Rüstige Truppe begeht Jubiläum Zerbster Bollenlatscher genießen seit 30 Jahren das gemeinsame Wandern

Zerbst
„Wir sind ein wilder Haufen“, sagt Irene Morgenthal und lacht. Sie selbst gehört dazu, zu den Zerbster Bollenlatschern, die seit mittlerweile 30 Jahren gut gelaunt zu Fuß oder mit dem Rad unterwegs sind. Begeistert unternehmen die Senioren Touren durch Wald und Flur. „Jeden Donnerstag, das ist Pflicht“, erklärt Erika Freudenreich schmunzelnd. Andere Termine gebe es da nicht.
Leider bremst die Corona-Pandemie die muntere Truppe momentan in ihren Aktivitäten aus. Da fehlt nicht nur die Bewegung an der frischen Luft. Vor allem die Gemeinschaft vermissen die Frauen und Männer. „Es ist wie eine Familie“, beschreibt es Erika Freudenreich. „Es haben sich viele Freundschaften gebildet“, erzählt Christa Klatt.

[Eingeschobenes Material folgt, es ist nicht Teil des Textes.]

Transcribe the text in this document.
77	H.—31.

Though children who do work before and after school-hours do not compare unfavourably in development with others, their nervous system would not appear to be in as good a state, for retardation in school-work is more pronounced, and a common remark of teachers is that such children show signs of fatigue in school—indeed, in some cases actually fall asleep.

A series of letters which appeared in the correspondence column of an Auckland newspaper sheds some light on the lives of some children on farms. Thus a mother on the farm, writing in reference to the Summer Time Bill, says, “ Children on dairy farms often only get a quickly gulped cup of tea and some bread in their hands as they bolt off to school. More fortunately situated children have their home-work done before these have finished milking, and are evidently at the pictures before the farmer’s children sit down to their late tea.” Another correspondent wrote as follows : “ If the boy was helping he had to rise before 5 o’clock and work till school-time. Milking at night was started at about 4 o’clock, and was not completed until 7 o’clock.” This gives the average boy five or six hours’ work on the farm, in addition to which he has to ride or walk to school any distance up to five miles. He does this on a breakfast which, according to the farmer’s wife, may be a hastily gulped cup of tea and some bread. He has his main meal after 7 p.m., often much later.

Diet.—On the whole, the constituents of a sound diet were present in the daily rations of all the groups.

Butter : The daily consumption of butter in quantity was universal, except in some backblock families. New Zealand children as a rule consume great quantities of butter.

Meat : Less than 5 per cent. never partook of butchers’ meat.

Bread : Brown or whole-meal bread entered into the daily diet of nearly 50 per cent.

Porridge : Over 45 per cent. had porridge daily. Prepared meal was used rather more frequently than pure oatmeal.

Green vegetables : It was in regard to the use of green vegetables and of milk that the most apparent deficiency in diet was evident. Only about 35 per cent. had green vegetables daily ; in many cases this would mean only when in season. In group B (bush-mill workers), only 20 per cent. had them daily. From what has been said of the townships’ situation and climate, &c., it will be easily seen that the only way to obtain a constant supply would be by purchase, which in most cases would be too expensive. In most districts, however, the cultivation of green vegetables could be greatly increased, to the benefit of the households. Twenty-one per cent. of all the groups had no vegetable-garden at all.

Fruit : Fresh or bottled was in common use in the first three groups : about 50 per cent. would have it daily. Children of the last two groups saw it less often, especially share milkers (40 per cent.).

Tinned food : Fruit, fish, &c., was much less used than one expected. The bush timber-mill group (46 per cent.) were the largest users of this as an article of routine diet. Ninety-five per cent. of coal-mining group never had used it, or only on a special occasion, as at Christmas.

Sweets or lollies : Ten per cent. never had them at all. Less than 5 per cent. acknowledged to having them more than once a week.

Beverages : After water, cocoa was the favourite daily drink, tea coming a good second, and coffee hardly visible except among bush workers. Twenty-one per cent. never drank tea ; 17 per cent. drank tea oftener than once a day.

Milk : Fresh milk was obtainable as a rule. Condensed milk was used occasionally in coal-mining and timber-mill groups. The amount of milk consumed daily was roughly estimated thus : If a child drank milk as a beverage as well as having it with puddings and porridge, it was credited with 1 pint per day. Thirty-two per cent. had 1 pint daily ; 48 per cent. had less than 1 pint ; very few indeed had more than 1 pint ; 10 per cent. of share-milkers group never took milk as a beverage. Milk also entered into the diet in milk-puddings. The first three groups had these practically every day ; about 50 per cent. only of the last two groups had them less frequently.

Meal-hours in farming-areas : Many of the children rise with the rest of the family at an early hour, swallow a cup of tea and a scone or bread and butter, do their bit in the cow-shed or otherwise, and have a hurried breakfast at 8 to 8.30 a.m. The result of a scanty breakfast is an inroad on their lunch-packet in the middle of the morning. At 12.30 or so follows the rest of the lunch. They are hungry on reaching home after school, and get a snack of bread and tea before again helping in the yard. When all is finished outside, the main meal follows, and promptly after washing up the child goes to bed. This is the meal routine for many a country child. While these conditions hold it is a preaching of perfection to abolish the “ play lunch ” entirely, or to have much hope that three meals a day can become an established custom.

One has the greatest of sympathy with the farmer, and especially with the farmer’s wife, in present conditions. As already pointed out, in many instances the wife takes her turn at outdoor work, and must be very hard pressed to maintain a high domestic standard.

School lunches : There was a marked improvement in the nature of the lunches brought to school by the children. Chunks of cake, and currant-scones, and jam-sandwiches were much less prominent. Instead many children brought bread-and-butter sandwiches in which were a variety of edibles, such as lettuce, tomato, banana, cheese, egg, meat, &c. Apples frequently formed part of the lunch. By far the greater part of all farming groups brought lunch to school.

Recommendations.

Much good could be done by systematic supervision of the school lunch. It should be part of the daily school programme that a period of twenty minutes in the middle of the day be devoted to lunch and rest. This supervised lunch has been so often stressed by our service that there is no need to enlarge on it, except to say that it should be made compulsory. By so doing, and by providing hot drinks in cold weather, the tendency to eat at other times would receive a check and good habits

Helmut Klatt ist Begründer der Bollenlatscher
Ihrem Mann Helmut Klatt ist es zu verdanken, dass es die Bollenlatscher überhaupt gibt. Der frühere Kreisturnrat hatte die Idee, Gleichgesinnte zu suchen, die wie er und seine Frau die nähere und weitere Umgebung gern mit dem Fahrrad erkunden. Über eine in der Zeitung geschaltete Anzeige fanden sich die ersten, die sich angesprochen fühlten.
Am 6. Mai 1991 schwangen sich schließlich 13 Radler für einen gemeinsamen Ausflug in den Sattel. Ihr Ziel war der Friederikenberg bei Badetz. Die zweite Tour zum Spitzberg umfasste bereits 37 Teilnehmer. Vor allem durch Mundpropaganda und der Tatsache, dass jeder willkommen war, schnellte die Zahl bald auf über 60 hoch. „Es waren sogar mal über 100, die mitgewandert sind“, erinnert sich Erika Freudenreich.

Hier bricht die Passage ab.